A cet effet, notre conception de la religion doit être à la fois profonde et compréhensive, conforme à la définition que nous en avons déjà donnée et qui est celle d'une réponse normale et saine de l'esprit humain à tout ce que nous connaissons de la loi cosmique, c'est-à-dire à tous les phénomènes connus de l'univers considérés comme un tout intelligible. Cependant, la réponse subjective de la plupart des hommes à tout ce qui les environne tombe souvent au-dessous du niveau de la véritable pensée religieuse. Elle s'éparpille en désirs, elle est emprisonnée par des ressentiments ou déformée par des peurs superstitieuses. Ce n'est donc pas de ces hommes-là que je parle mais, de ceux auxquels le grand spectacle a inspiré une tendance vague, tout au moins, vers la Source de toutes choses ; chez lesquels la connaissance a fait naître la méditation et des désirs élevés. Je voudrais voir la science, épurée d'abord par la philosophie, se transformer ensuite par la religion en une flamme brûlante ; car à mon avis, nous ne saurions être trop religieux. Je désire que l'univers qui nous environne et nous pénètre ; son énergie, sa vie, son amour éclairent en nous, dans la mesure où nous nous y prêtons, ce que nous attribuons à l'âme universelle en disant: « Dieu est l'amour », « Dieu est la lumière ». L'énergie inépuisable de bienveillance omnisciente qui réside en l'âme universelle doit se transformer, en nous, en une adoration et une collaboration enthousiaste, en une obéissance ardente à ce que nos meilleurs efforts nous permettent de discerner comme étant le principe régulateur en nous et en dehors de nous.
Mais si nous nous formons de la religion un idéal aussi haut, en l'élevant au-dessus de l'obéissance aveugle et de la crainte intéressée, au point de rendre la soumission à lui entièrement voulue et de borner ses exigences à des réponses purement spirituelles, nous avons le droit de nous demander s'il est juste et raisonnable d'être religieux, de considérer avec une dévotion aussi complète un univers en apparence incomplet et irresponsable et, un principe régulateur que tant de gens ignorent ou mettent en doute.
Le pessimiste professe cette opinion que l'existence des êtres sensibles constitue une erreur déplorable dans le schéma des choses. L'égoïste agit tout au moins selon la maxime que l'univers n'a aucune signification morale et que chacun pour soi « est la seule loi indiscutable ». J'ose penser que, de la réponse au pessimiste et à l'égoïste se dégage l'idéal de nos connaissances nouvelles.
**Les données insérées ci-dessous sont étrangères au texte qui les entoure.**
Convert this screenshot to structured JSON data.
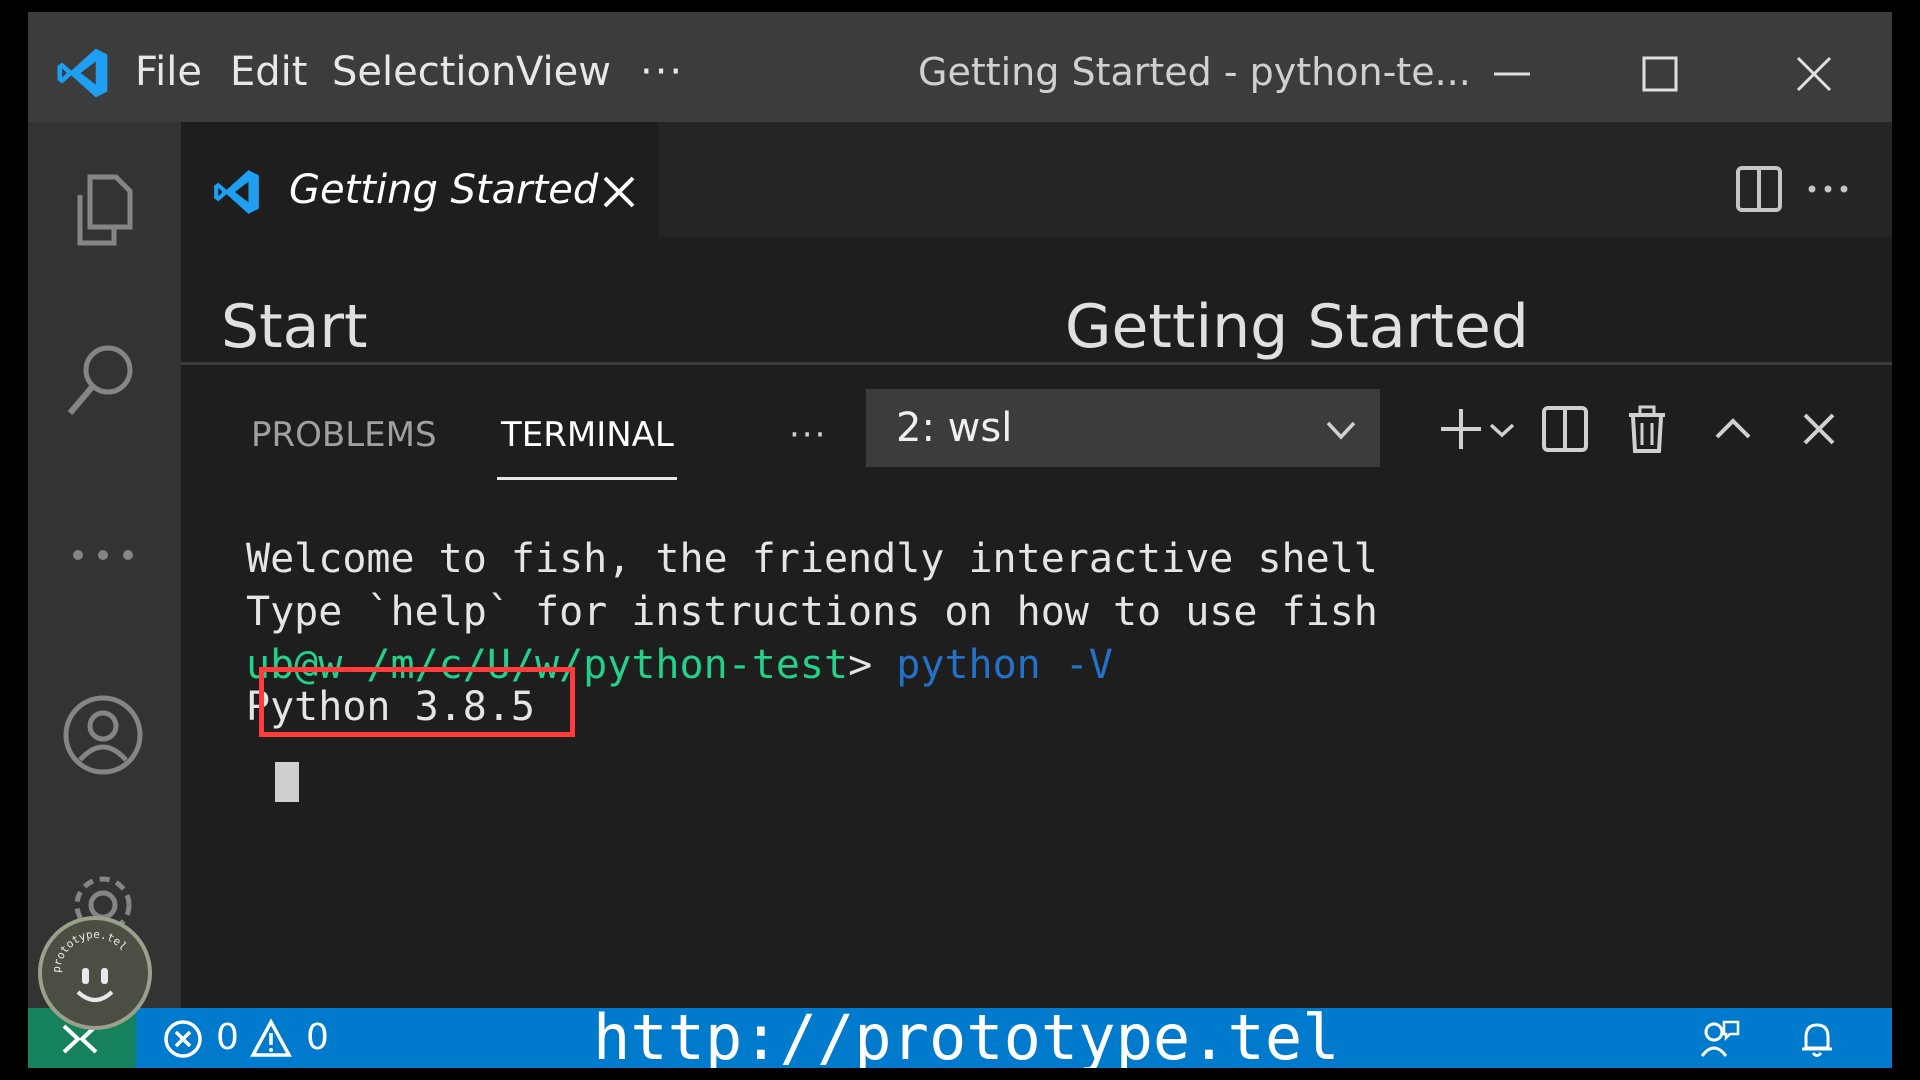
{
  "titlebar": {
    "menu": [
      "File",
      "Edit",
      "Selection",
      "View",
      "···"
    ],
    "title": "Getting Started - python-te...",
    "icons": [
      "vscode-logo",
      "minimize-icon",
      "maximize-icon",
      "close-icon"
    ]
  },
  "activity_bar": {
    "icons": [
      "explorer-icon",
      "search-icon",
      "more-icon",
      "accounts-icon",
      "gear-icon"
    ]
  },
  "editor_tabs": {
    "active_tab": "Getting Started",
    "actions": [
      "split-editor-icon",
      "more-actions-icon"
    ]
  },
  "editor": {
    "left_heading": "Start",
    "right_heading": "Getting Started"
  },
  "panel": {
    "tabs": [
      "PROBLEMS",
      "TERMINAL"
    ],
    "active_tab": "TERMINAL",
    "more": "···",
    "terminal_select": "2: wsl",
    "actions": [
      "plus-icon",
      "chevron-down-icon",
      "split-terminal-icon",
      "trash-icon",
      "chevron-up-icon",
      "close-panel-icon"
    ]
  },
  "terminal": {
    "welcome_line": "Welcome to fish, the friendly interactive shell",
    "help_line": "Type `help` for instructions on how to use fish",
    "prompt_user": "ub@w",
    "prompt_path": "/m/c/U/w/python-test",
    "prompt_symbol": ">",
    "command": "python -V",
    "output": "Python 3.8.5",
    "colors": {
      "user": "#23d18b",
      "path": "#23d18b",
      "command": "#2472c8",
      "highlight": "#ff3b3b"
    }
  },
  "statusbar": {
    "errors": "0",
    "warnings": "0",
    "url": "http://prototype.tel",
    "icons": [
      "remote-icon",
      "error-icon",
      "warning-icon",
      "feedback-icon",
      "bell-icon"
    ],
    "color": "#007acc"
  },
  "watermark": {
    "text": "prototype.tel"
  }
}
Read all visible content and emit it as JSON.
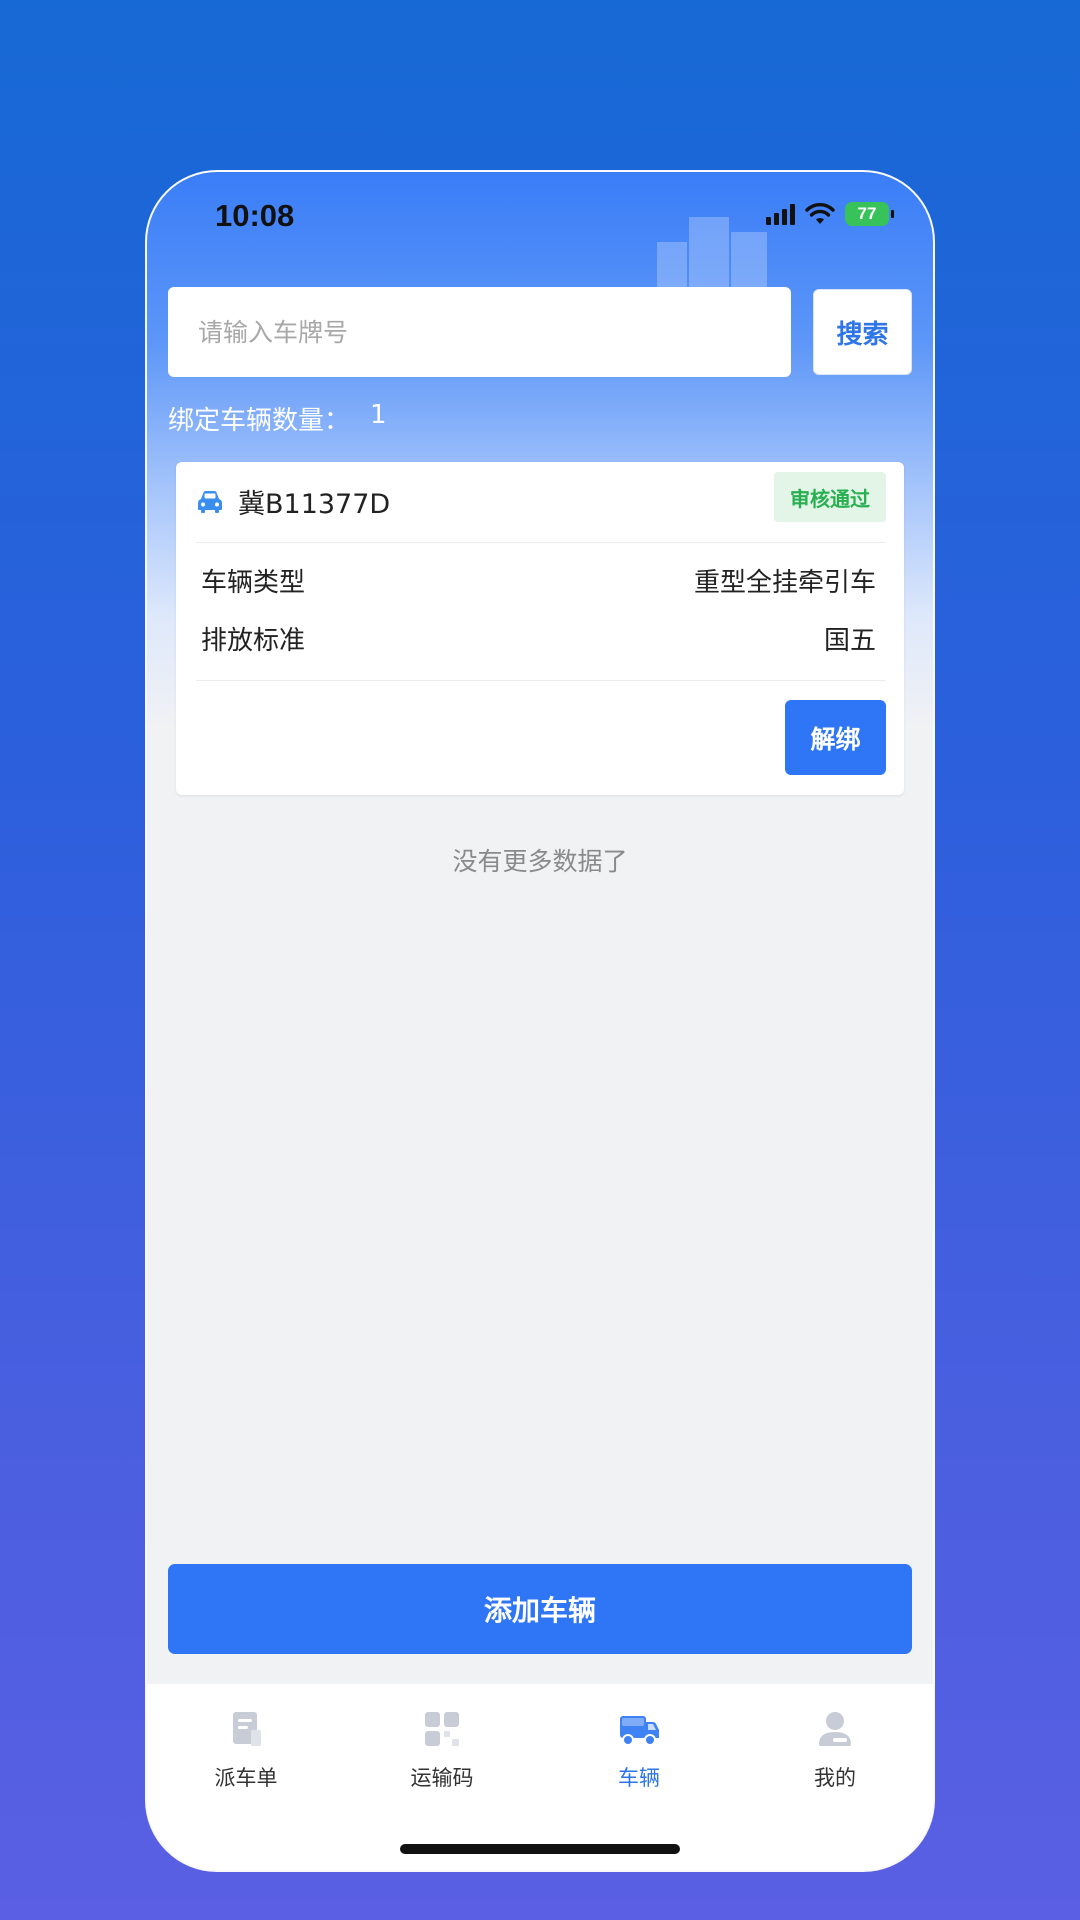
{
  "status_bar": {
    "time": "10:08",
    "battery": "77"
  },
  "search": {
    "placeholder": "请输入车牌号",
    "button_label": "搜索"
  },
  "bound": {
    "label": "绑定车辆数量：",
    "count": "1"
  },
  "vehicles": [
    {
      "plate": "冀B11377D",
      "status": "审核通过",
      "fields": [
        {
          "label": "车辆类型",
          "value": "重型全挂牵引车"
        },
        {
          "label": "排放标准",
          "value": "国五"
        }
      ],
      "action_label": "解绑"
    }
  ],
  "list_end_text": "没有更多数据了",
  "add_button_label": "添加车辆",
  "tabs": [
    {
      "label": "派车单",
      "icon": "dispatch-document-icon",
      "active": false
    },
    {
      "label": "运输码",
      "icon": "qr-code-icon",
      "active": false
    },
    {
      "label": "车辆",
      "icon": "truck-icon",
      "active": true
    },
    {
      "label": "我的",
      "icon": "user-icon",
      "active": false
    }
  ],
  "colors": {
    "primary": "#2E76F6",
    "status_approved_text": "#28B050",
    "status_approved_bg": "#E2F5E7",
    "background_gradient_top": "#1769D6",
    "background_gradient_bottom": "#5A5FE3"
  }
}
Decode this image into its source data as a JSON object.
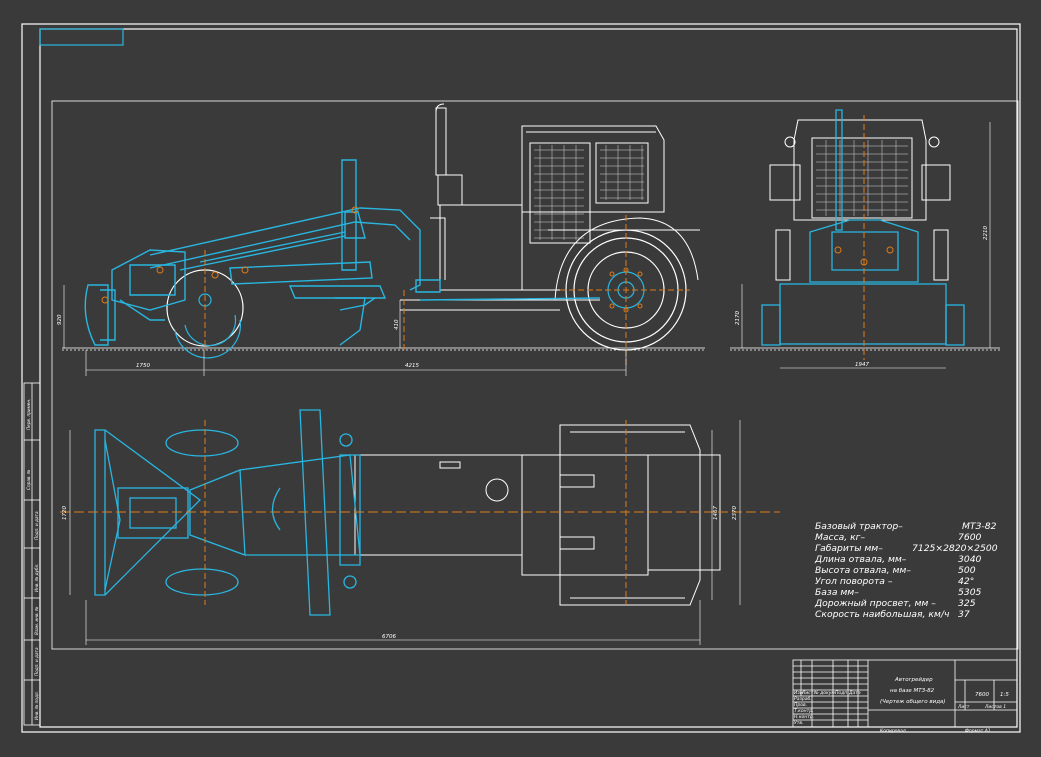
{
  "drawing": {
    "background_color": "#3a3a3a",
    "line_color_white": "#ffffff",
    "line_color_cyan": "#29b6e0",
    "axis_color_orange": "#e07a18"
  },
  "dimensions": {
    "side_height_blade": "920",
    "side_left_length": "1750",
    "side_main_length": "4215",
    "side_blade_height": "410",
    "front_total_height": "2210",
    "front_height": "2170",
    "front_width": "1947",
    "plan_width_left": "1720",
    "plan_track": "1467",
    "plan_overall_width": "2370",
    "plan_total_length": "6706"
  },
  "specs": [
    {
      "label": "Базовый трактор–",
      "value": "МТЗ-82"
    },
    {
      "label": "Масса, кг–",
      "value": "7600"
    },
    {
      "label": "Габариты мм–",
      "value": "7125×2820×2500"
    },
    {
      "label": "Длина отвала, мм–",
      "value": "3040"
    },
    {
      "label": "Высота отвала, мм–",
      "value": "500"
    },
    {
      "label": "Угол поворота –",
      "value": "42°"
    },
    {
      "label": "База мм–",
      "value": "5305"
    },
    {
      "label": "Дорожный просвет, мм –",
      "value": "325"
    },
    {
      "label": "Скорость наибольшая, км/ч",
      "value": "37"
    }
  ],
  "title_block": {
    "line1": "Автогрейдер",
    "line2": "на базе МТЗ-82",
    "line3": "(Чертеж общего вида)",
    "mass": "7600",
    "scale": "1:5",
    "row_labels": [
      "Изм",
      "Лист",
      "№ докум.",
      "Подп.",
      "Дата",
      "Разраб.",
      "Пров.",
      "Т.контр.",
      "Н.контр.",
      "Утв."
    ],
    "sheet_label": "Лист",
    "sheets_label": "Листов 1",
    "copy_label": "Копировал",
    "format_label": "Формат А1"
  },
  "side_strip": [
    "Перв. примен.",
    "Справ. №",
    "Подп. и дата",
    "Инв. № дубл.",
    "Взам. инв. №",
    "Подп. и дата",
    "Инв. № подл."
  ]
}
Il persiste, il est vrai, une difficulté plus subtile que les âmes généreuses sentent instinctivement. « Le monde, disent ces personnes, est une résidence imparfaite et, il est de notre devoir de faire de notre mieux pour l'améliorer. Mais qu'est-ce qui nous force à ressentir et, la fraction minime de notre bonheur personnel justifie-t-elle un pareil sentiment, un enthousiasme religieux pour un univers dans lequel, même un seul être aura été, de par sa sensibilité, voué à des douleurs inévitables ? » La réponse à ces scrupules moraux ne peut, en grande partie, être dictée que par la foi. Si nous savions, en effet, qu'il n'existe rien au-delà de la vie terrestre, ou (ce qui pis est) : que cette vie a entraîné ne serait-ce que pour une seule âme des souffrances infinies, ce serait de notre part un escamotage moral que d'attribuer le pouvoir et la bonté à la cause première, personnelle ou impersonnelle, d'un pareil sort. Mais si nous croyons à l'existence d'une vie infinie avec des possibilités infinies d'amélioration humaine et de justification divine alors, il semble exact d'affirmer que l'univers est (d'une façon qui nous échappe) ou parfaitement bon ou bien, en train de le devenir, puisqu'il peut le devenir grâce, en partie, à l'ardeur même de notre foi et de notre espérance.
Je ne fais que mentionner ces difficultés de début ; je n'y insisterai pas ici. Je parle à des hommes décidés en vertu de leur instinct ou de leur raison, à être religieux, à s'approcher, dans une vénération dévouée, d'une Puissance et d'un Amour infinis. Notre désir est simplement de trouver le moyen le moins indigne de penser à des choses qui, nécessairement, dépassent notre pensée finie.
Nous pouvons diviser les meilleures émotions religieuses en trois variétés ; trois courants qui roulent parallèlement et dont chacun surgit, à mon avis, de quelque source cachée dans la réalité des choses.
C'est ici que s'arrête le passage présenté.